These papers explore the early Americas as a contested Atlantic World shaped by empire, violence, labor systems, and mythmaking. From piracy in the Caribbean to revolution in Boston and independence movements across the hemisphere, this work examines how power was constructed, challenged, and remembered.

This paper examines Benjamin Hornigold (1680-1719) and the Pirate Republic of Nassau as a window into power, legality, and survival in the early eighteenth-century Atlantic World. It argues that the Golden Age of Piracy emerged from imperial warfare, destructive hurricanes, and the collapse of colonial governance in the Caribbean. Moving beyond romanticized portrayals of pirates as simple outlaws, the paper shows how pirates of this era operated within blurred boundaries between crime and empire, while pirate communities practiced collective decision-making, elected leadership, and negotiated order in spaces largely abandoned by the state.

This paper examines the Boston Massacre (March 5th, 1770), highlighting how conflicting eyewitness accounts, propagandistic imagery and the trials of Captain Preston and his soldiers shaped public memory of the event. By analyzing media portrayals, political agendas, and the role of town meetings in framing the story, the paper argues that the Boston Massacre reveals the enduring power of media to transform contested facts into mobilizing symbols of resistance and identity.

This paper argues that Napoleon’s wars destabilized the Iberian empires and inadvertently sparked Latin American independence. By forcing the Portuguese court to Brazil and toppling Spain’s monarchy, he created power vacuums that empowered juntas and revolutionary leaders like Bolívar and San Martín. The result was a wave of independence movements that reshaped Latin America and left enduring legacies of nationalism and contested governance.
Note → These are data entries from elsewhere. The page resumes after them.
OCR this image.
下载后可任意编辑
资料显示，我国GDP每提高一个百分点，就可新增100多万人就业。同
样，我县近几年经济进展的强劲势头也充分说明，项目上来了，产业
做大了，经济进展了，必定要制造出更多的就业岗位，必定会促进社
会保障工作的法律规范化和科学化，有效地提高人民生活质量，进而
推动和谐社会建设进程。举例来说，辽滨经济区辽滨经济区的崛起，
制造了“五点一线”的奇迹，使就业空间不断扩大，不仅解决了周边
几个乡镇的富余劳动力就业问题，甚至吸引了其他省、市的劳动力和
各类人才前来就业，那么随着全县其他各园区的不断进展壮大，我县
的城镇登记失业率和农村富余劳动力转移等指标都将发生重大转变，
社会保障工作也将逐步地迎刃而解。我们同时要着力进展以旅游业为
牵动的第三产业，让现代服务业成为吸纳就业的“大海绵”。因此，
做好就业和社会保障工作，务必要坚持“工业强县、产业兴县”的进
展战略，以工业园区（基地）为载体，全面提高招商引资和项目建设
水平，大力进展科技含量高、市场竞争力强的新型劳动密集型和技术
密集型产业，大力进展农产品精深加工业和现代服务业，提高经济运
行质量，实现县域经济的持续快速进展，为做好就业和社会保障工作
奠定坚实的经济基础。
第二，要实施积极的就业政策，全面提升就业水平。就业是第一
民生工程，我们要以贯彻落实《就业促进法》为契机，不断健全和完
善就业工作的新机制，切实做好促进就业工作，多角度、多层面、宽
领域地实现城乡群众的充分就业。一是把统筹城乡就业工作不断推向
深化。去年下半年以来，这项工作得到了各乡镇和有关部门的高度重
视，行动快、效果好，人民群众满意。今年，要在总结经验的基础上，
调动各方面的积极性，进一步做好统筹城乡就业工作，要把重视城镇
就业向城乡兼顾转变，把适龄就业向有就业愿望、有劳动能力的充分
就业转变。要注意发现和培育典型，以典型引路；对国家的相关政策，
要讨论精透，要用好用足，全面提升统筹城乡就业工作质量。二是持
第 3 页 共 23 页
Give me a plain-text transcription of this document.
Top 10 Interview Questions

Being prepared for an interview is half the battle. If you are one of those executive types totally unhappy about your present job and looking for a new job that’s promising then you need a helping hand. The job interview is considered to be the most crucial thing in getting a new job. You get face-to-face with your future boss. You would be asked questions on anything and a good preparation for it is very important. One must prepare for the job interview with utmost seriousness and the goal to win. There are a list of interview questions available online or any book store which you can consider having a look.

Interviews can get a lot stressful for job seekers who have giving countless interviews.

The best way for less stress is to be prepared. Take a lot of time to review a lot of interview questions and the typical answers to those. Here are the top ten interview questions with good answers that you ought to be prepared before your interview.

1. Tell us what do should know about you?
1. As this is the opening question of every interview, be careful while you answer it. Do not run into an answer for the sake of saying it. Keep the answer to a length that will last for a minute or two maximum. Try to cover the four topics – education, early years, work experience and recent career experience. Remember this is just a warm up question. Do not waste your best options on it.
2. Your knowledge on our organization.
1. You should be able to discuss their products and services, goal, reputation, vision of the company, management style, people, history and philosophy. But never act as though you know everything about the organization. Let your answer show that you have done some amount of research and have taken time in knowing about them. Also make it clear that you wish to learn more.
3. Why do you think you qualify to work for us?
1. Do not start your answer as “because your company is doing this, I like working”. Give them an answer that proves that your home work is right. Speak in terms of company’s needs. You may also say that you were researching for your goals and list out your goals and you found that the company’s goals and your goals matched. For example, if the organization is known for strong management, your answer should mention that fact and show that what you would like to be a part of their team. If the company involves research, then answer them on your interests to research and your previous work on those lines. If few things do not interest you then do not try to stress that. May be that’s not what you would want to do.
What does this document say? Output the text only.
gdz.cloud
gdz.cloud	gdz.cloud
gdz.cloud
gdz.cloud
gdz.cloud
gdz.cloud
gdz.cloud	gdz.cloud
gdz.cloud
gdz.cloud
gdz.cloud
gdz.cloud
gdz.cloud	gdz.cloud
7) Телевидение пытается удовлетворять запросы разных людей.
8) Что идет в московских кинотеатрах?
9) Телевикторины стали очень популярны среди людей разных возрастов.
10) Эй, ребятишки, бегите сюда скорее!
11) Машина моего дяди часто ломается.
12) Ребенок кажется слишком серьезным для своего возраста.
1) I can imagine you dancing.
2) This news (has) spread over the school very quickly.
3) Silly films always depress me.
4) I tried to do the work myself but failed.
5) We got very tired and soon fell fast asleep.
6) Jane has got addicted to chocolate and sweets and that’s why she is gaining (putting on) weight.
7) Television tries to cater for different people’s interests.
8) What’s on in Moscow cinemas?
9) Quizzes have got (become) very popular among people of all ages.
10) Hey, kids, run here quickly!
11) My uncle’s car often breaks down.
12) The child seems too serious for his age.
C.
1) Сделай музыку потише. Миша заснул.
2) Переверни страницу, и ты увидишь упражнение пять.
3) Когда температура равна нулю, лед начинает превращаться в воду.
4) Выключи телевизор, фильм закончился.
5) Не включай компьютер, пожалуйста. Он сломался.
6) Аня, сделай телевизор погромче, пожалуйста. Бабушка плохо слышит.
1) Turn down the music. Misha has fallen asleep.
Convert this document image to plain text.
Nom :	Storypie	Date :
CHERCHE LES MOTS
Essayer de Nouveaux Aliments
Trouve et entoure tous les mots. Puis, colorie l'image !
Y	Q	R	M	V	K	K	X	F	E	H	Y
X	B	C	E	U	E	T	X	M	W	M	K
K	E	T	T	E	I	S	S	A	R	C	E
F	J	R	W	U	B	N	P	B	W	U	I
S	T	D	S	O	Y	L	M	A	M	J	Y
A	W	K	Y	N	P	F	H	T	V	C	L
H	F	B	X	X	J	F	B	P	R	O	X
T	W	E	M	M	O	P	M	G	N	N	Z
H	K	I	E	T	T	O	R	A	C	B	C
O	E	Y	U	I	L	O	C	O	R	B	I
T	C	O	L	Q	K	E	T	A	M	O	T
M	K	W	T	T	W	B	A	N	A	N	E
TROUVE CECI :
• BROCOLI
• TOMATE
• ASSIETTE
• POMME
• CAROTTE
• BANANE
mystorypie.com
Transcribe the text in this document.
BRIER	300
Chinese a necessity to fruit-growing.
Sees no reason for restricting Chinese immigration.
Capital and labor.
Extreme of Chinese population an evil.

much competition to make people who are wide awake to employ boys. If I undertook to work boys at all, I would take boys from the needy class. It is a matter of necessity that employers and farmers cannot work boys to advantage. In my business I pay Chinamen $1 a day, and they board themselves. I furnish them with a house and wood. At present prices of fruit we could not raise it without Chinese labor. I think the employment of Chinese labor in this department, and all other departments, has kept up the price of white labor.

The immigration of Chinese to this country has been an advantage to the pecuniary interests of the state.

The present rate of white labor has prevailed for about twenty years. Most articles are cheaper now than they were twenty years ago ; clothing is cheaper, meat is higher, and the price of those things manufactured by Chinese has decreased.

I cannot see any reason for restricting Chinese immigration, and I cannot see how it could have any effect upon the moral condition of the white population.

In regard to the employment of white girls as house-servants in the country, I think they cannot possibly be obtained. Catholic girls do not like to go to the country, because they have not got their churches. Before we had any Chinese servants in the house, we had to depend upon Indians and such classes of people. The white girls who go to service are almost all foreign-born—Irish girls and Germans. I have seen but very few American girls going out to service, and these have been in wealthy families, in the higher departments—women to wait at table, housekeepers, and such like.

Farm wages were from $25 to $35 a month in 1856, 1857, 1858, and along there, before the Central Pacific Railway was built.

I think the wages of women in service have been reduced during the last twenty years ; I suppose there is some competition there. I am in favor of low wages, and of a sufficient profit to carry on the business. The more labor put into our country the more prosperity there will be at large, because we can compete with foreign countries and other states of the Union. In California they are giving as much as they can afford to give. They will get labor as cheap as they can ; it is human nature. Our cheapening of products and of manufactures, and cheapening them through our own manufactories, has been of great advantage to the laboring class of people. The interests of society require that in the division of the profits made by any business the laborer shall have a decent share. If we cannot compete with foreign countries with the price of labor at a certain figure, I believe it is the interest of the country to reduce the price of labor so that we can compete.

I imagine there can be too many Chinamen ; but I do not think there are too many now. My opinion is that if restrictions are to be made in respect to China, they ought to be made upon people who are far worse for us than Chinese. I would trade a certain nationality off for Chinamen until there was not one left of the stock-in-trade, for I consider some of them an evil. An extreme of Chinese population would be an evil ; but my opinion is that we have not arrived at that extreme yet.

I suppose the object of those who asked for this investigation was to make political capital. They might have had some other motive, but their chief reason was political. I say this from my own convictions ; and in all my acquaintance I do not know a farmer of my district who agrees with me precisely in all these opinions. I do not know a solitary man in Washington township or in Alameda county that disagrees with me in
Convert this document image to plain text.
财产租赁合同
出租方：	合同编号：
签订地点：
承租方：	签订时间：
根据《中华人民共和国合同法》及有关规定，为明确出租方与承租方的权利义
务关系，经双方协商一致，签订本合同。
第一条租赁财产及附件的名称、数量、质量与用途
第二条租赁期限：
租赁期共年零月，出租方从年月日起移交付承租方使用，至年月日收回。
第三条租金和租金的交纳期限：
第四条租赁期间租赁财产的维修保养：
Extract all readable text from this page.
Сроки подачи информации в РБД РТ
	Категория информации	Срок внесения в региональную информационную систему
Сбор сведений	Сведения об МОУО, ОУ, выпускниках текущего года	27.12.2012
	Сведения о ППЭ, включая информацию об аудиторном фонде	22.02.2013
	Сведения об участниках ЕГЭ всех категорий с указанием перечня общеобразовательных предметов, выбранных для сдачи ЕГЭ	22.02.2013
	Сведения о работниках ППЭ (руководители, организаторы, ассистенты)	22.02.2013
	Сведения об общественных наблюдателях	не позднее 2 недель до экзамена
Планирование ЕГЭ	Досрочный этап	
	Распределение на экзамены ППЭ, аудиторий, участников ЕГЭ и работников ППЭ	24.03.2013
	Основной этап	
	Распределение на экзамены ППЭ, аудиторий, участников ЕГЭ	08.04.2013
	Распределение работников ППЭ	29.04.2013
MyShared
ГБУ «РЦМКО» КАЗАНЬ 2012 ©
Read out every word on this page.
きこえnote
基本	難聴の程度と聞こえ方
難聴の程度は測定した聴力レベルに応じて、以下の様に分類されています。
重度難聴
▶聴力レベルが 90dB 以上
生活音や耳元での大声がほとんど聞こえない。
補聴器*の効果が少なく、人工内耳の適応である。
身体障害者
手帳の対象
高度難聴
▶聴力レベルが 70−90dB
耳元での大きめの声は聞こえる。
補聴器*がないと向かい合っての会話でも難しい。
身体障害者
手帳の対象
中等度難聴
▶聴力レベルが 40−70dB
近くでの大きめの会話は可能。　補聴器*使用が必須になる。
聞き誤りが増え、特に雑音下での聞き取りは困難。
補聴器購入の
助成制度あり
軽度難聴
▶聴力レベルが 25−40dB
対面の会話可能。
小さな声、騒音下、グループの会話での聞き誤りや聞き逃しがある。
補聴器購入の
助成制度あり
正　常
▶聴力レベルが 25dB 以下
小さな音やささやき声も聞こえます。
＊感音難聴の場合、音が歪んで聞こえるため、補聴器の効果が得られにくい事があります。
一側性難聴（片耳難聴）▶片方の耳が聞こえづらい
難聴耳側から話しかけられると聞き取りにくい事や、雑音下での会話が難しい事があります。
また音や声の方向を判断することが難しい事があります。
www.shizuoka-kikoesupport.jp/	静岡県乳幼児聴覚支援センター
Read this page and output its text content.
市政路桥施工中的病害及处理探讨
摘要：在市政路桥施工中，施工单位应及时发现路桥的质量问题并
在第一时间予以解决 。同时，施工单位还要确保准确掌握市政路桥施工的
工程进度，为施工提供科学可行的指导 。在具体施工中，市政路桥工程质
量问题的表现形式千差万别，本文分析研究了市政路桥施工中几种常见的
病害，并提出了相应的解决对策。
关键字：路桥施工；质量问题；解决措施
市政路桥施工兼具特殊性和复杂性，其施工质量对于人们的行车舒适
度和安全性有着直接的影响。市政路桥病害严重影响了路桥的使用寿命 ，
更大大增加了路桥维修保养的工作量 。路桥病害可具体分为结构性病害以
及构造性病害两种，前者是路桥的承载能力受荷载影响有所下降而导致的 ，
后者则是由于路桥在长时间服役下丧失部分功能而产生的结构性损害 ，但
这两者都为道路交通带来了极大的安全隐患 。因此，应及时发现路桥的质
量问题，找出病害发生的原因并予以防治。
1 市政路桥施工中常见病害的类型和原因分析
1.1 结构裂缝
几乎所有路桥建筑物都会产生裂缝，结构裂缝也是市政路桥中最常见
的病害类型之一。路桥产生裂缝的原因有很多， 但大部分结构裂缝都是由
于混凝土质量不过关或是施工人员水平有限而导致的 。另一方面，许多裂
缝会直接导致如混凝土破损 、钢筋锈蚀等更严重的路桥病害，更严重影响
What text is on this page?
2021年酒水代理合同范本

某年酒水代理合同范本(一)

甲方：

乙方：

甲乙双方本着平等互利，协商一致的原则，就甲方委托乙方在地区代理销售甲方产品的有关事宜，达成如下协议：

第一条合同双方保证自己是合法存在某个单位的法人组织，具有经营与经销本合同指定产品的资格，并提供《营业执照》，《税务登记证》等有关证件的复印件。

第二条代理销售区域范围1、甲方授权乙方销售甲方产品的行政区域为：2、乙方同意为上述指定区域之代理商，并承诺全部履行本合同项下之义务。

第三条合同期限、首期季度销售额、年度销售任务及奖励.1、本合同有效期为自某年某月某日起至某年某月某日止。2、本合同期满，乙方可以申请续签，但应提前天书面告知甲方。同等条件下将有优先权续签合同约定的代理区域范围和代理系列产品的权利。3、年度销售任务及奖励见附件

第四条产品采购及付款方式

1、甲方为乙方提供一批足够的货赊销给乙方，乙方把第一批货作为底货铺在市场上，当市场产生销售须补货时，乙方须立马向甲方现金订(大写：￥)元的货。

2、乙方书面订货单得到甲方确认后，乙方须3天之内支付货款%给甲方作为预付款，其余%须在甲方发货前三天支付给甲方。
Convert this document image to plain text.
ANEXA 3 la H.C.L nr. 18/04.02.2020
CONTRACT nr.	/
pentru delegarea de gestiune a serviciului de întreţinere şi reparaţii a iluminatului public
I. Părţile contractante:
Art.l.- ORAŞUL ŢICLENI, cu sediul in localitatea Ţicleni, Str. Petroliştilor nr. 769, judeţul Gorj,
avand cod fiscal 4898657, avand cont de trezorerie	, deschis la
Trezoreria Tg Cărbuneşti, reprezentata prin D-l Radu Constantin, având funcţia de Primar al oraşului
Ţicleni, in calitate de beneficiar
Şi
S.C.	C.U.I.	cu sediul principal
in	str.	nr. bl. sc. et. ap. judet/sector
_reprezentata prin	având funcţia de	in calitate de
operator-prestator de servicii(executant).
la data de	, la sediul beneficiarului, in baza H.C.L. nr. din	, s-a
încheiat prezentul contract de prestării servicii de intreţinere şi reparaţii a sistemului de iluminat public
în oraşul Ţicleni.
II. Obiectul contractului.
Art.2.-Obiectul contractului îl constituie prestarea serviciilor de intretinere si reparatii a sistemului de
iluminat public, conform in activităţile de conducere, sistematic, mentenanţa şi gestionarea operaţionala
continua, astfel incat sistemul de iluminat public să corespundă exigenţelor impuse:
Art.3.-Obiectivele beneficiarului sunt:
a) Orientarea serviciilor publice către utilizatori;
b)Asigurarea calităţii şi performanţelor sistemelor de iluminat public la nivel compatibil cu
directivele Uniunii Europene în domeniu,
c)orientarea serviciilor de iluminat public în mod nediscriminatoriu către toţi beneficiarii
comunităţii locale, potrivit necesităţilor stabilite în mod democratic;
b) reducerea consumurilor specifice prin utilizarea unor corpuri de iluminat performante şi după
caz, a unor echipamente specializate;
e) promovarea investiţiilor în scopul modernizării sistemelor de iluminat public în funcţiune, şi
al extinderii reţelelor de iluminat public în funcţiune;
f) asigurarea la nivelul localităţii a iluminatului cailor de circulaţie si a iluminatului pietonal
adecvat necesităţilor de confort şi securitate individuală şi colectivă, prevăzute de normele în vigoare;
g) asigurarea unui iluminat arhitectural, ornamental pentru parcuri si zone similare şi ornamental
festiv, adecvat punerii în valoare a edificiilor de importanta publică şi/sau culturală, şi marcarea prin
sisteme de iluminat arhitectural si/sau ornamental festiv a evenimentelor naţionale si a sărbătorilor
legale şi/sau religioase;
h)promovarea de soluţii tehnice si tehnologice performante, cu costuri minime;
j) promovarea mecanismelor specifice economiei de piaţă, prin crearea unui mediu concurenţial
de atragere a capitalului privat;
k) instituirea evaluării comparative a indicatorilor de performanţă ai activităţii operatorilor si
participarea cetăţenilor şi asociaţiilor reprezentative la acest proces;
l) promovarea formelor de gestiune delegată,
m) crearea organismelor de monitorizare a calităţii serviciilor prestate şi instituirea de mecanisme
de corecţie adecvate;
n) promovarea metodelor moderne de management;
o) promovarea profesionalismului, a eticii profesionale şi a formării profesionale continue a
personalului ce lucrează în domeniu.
This paper explores the idea that slavery in the Americas was not a single, uniform institution but rather a collection of diverse and regionally distinct “slaveries.” While the U.S. memory often focuses narrowly on the antebellum South, the essay emphasizes that systems of bondage varied widely—from Indigenous captivity practices, to the northern non-plantation system, to southern plantation economies, and to the brutal sugar operations of the Caribbean. By recognizing these differences, the essay argues for a more nuanced understanding of slavery’s legacies—one that honors the varied struggles of the enslaved.